Chinese envoy discusses North Korea in Japan
(Reuters)
Updated: 2005-08-24 14:21
Six-party talks aimed at dismantling North Korea's nuclear weapons programme will likely resume next week as planned, China's top envoy to the discussions said on Wednesday, reported Reuters.
But Chinese Vice Foreign Minister Wu Dawei, visiting Japan for talks with Japanese officials, also told reporters the exact starting date would be decided after consultations with the other parties.
Chinese Vice Foreign Minister Wu Dawei (C) talks to Japan's Deputy Minister for Foreign Affairs Tsuneo Nishida at the Foreign Ministry in Tokyo August 24, 2005. Wu, head of China's negotiating team, said six-party talks aimed at dismantling North Korea's nuclear weapons programme will likely resume next week as planned. Man on the left is unidentified. [Reuters] |
"As planned," Wu said when asked about the timing of the upcoming talks, following a meeting with Kenichiro Sasae, Japan's chief negotiator to the forum which includes North Korea, South Korea, the United States, Japan, China and Russia.
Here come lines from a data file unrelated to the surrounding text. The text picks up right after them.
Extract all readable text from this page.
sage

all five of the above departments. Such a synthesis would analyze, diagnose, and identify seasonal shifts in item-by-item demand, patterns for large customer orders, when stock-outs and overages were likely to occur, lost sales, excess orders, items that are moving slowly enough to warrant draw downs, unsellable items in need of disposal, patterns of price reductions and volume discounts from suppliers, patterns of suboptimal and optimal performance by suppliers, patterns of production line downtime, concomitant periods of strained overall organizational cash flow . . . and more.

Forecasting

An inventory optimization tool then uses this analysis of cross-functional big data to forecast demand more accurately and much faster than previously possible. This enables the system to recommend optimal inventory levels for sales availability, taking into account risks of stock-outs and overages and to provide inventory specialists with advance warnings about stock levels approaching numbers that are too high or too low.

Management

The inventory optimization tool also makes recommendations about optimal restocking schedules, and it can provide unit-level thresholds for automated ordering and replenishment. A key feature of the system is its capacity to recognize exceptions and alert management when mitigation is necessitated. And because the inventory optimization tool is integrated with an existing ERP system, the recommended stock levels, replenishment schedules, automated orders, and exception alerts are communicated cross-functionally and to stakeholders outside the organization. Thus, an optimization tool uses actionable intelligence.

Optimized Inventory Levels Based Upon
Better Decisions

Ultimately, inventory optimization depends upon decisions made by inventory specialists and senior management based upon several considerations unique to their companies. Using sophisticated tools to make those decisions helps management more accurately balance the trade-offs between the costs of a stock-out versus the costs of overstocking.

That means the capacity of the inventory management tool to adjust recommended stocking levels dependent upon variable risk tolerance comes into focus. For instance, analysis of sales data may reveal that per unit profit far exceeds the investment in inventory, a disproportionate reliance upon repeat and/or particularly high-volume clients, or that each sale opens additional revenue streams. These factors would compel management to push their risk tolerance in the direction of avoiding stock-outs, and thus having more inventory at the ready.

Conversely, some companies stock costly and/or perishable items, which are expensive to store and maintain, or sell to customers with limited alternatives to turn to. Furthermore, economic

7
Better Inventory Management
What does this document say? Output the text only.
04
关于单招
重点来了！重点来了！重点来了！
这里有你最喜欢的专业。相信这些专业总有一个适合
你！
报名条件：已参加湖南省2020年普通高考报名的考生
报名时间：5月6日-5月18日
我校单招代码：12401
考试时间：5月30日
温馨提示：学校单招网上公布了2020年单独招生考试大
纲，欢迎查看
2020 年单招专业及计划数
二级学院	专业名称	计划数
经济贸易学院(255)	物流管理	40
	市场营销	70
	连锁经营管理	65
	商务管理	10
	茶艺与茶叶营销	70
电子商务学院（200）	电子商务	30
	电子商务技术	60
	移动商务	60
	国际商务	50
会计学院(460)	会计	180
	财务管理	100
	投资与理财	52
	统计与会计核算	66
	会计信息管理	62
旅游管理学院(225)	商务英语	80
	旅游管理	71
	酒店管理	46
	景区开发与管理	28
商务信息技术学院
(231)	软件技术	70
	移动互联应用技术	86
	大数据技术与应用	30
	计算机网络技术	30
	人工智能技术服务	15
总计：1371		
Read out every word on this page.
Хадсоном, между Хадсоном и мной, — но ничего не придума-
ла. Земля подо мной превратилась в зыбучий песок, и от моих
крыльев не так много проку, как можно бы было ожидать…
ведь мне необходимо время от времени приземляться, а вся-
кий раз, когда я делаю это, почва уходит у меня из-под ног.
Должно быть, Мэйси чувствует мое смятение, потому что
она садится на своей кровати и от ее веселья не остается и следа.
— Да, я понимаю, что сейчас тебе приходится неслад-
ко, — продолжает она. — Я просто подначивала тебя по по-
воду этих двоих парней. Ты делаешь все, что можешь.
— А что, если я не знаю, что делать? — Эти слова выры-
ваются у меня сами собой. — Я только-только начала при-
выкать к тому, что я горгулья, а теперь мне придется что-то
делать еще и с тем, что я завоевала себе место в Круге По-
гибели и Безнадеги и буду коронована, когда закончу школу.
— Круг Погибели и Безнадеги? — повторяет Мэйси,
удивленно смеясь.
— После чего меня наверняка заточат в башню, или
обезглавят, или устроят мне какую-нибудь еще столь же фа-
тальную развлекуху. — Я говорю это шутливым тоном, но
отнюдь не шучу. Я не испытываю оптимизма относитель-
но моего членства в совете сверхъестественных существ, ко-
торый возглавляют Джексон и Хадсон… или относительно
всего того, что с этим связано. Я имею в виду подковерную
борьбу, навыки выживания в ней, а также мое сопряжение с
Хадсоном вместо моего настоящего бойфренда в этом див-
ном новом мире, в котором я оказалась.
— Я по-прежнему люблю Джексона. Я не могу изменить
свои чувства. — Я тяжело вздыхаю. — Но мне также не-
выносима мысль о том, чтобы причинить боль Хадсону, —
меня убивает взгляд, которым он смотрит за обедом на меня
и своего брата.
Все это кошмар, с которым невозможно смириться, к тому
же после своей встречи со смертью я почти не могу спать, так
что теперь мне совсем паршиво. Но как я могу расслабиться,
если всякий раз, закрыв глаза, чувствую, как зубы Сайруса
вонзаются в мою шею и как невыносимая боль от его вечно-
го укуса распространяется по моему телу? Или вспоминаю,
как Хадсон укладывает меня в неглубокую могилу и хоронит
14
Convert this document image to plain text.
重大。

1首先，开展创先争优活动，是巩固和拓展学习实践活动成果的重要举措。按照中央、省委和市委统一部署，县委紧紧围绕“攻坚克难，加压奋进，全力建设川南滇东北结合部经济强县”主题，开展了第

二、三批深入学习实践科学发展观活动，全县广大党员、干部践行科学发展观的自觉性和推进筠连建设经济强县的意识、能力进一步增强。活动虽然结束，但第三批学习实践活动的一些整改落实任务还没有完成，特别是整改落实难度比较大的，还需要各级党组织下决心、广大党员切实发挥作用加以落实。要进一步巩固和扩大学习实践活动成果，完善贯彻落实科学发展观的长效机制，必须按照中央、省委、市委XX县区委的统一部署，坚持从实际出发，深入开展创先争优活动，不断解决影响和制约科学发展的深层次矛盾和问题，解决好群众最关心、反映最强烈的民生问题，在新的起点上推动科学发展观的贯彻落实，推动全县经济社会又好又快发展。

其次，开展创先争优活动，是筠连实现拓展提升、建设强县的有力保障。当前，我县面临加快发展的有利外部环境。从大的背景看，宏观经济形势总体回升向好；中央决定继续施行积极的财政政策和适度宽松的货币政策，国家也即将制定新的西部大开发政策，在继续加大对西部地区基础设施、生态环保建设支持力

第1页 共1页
Following a gap of more than a year, the six countries met in Beijing for nearly two weeks before talks broke down earlier this month, ending only with a decision to reconvene during the week of August 29.
There has been a flurry of diplomatic activity in the interim including contact between U.S. and North Korean officials.
Lee Jong-seok (L), deputy head of South Korea's National Security Council, shakes hands with Japanese Vice Foreign Minister Shotaro Yachi during a meeting, on policy coordination on the North Korean nuclear issue, at Tokyo's Iikura Guest House August 24, 2005. [Reuters] |
U.S. Secretary of State Condoleezza Rice and South Korean Foreign Minister Ban Ki-moon discussed the six-party talks during a meeting on Tuesday evening in Washington.
Lee Jong-Seok, the deputy head of South Korea's National Security Council, is also in Tokyo and due to hold talks with Sasae later on Wednesday.
Sasae is set to fly to Washington on Thursday for a meeting with the top U.S. negotiator to the nuclear talks, Christopher Hill, Japanese officials said.